**Given**

2^{n} + 1 is divisible by 3 ∀ n ∈ O^{+}

**Proof**

We will prove the given statement by induction.

**STEP 1**

n = 1

2^{n} + 1 = 2^{1} + 1 = 3

3 is divisible by 3. Therefore, the statement is true for n = 1

**STEP 2**

Let the given statement be true for n = k

2^{k} + 1 = 3x

Now, we need to prove that if the statement is true for n = k then it is also true for n = k + 2

*Note: We are going to prove the statement to be true for n = k + 2 and not for n = k + 1 because k is odd. Therefore, k + 1 is even.

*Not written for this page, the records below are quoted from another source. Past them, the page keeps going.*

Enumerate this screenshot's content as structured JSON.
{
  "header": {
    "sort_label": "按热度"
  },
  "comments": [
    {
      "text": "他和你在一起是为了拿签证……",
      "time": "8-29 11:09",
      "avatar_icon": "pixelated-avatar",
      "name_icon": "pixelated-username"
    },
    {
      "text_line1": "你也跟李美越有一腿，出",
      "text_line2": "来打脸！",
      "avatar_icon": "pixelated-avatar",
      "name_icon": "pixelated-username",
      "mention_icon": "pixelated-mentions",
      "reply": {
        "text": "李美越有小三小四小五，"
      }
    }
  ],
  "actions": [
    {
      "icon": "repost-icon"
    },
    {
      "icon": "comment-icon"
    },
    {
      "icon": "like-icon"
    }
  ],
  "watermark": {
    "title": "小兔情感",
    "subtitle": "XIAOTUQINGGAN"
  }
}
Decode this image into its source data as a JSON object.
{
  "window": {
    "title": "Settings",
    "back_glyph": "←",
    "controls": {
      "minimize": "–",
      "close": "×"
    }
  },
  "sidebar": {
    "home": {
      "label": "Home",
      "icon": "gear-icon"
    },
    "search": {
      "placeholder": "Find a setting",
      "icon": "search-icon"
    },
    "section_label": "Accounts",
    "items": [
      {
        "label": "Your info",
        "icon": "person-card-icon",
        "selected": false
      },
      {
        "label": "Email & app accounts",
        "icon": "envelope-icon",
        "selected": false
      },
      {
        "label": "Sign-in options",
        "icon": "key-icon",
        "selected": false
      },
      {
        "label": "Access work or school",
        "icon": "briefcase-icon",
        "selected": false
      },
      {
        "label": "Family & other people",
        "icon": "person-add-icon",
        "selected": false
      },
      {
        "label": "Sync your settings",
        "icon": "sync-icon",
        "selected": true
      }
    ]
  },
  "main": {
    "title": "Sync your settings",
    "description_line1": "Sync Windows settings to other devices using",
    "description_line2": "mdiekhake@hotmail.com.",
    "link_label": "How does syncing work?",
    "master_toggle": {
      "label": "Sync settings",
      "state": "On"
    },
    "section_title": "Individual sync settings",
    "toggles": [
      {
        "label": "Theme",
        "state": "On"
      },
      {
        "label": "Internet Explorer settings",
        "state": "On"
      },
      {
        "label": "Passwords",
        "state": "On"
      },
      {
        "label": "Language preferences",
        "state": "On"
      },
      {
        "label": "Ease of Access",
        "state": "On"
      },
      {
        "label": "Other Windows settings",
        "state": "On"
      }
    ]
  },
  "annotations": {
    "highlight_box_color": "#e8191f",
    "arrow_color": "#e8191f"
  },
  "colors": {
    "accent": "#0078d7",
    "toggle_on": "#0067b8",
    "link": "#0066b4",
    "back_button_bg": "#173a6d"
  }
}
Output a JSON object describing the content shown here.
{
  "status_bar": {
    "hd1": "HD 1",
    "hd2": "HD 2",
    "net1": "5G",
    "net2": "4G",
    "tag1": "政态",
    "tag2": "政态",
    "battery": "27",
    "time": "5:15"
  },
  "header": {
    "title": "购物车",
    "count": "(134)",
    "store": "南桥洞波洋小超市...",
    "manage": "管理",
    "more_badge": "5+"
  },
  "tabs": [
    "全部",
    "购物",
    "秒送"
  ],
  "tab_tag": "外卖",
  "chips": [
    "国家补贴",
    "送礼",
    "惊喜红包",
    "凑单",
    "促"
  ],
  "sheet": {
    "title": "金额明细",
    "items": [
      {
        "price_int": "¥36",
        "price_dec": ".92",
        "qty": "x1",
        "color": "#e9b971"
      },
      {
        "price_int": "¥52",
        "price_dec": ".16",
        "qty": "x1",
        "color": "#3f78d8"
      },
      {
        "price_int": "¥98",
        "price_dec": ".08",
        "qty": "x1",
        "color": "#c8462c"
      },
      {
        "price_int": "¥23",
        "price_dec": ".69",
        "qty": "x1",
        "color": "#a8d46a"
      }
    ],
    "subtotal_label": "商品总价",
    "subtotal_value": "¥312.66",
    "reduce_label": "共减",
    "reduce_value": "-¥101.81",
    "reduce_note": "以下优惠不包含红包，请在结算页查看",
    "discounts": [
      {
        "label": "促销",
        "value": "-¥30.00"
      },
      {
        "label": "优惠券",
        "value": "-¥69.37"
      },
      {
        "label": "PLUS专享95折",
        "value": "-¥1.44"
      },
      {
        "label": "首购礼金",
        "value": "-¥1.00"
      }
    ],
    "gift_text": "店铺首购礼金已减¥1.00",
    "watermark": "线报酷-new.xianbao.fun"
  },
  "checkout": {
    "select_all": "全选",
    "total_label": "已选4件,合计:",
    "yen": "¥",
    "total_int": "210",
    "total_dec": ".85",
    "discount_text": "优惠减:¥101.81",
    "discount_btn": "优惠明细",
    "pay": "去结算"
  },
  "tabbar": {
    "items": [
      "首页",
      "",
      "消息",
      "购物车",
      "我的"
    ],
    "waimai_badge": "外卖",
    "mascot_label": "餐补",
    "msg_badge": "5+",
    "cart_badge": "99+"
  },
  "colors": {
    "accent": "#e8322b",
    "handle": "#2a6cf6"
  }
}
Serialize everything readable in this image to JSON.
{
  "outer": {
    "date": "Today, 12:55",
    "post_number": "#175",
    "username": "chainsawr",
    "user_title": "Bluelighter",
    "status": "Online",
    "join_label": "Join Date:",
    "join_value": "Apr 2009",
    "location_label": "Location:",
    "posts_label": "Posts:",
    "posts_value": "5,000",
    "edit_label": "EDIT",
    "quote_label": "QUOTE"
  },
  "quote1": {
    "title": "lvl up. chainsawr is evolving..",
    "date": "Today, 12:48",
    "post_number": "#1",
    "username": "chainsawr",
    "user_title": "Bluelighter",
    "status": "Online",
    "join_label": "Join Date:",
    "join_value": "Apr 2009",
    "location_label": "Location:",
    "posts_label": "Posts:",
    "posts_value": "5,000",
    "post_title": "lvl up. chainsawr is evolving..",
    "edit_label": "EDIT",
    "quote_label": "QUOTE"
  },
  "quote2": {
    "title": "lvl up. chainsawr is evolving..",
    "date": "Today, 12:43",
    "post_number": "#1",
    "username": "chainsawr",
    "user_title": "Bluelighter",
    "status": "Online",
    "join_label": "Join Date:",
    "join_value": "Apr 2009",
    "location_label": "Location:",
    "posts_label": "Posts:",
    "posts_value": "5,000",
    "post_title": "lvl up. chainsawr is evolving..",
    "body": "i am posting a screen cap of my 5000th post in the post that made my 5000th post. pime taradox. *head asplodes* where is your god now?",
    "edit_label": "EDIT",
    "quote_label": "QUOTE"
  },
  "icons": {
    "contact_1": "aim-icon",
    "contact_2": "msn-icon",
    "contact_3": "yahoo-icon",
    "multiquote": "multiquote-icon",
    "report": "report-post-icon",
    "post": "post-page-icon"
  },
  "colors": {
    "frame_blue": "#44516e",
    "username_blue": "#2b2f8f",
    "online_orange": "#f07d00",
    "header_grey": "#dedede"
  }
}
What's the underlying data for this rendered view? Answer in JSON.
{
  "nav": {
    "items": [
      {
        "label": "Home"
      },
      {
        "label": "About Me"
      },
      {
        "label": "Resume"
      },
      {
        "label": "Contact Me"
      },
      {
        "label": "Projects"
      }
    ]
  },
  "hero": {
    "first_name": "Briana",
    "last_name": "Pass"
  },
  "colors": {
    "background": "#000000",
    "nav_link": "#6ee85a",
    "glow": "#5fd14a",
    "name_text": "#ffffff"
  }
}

The next odd number after k is k + 2.*

2^{k+2} + 1 = 2^{k}*4 + 1

= ( 3x – 1 )*4 + 1

= 12x – 4 + 1

= 12x – 3

= 3 * ( 4x – 1 )

Thus, we can say that 2^{k+2} + 1 is divisible by 3 if 2^{k} + 1 is divisible by 3.

Therefore, we can say that if the given statement is true for n = k, then it is also true for n = k + 2. Hence, by the principle of mathematical induction, the given statement is true ∀ n ∈ O^{+}.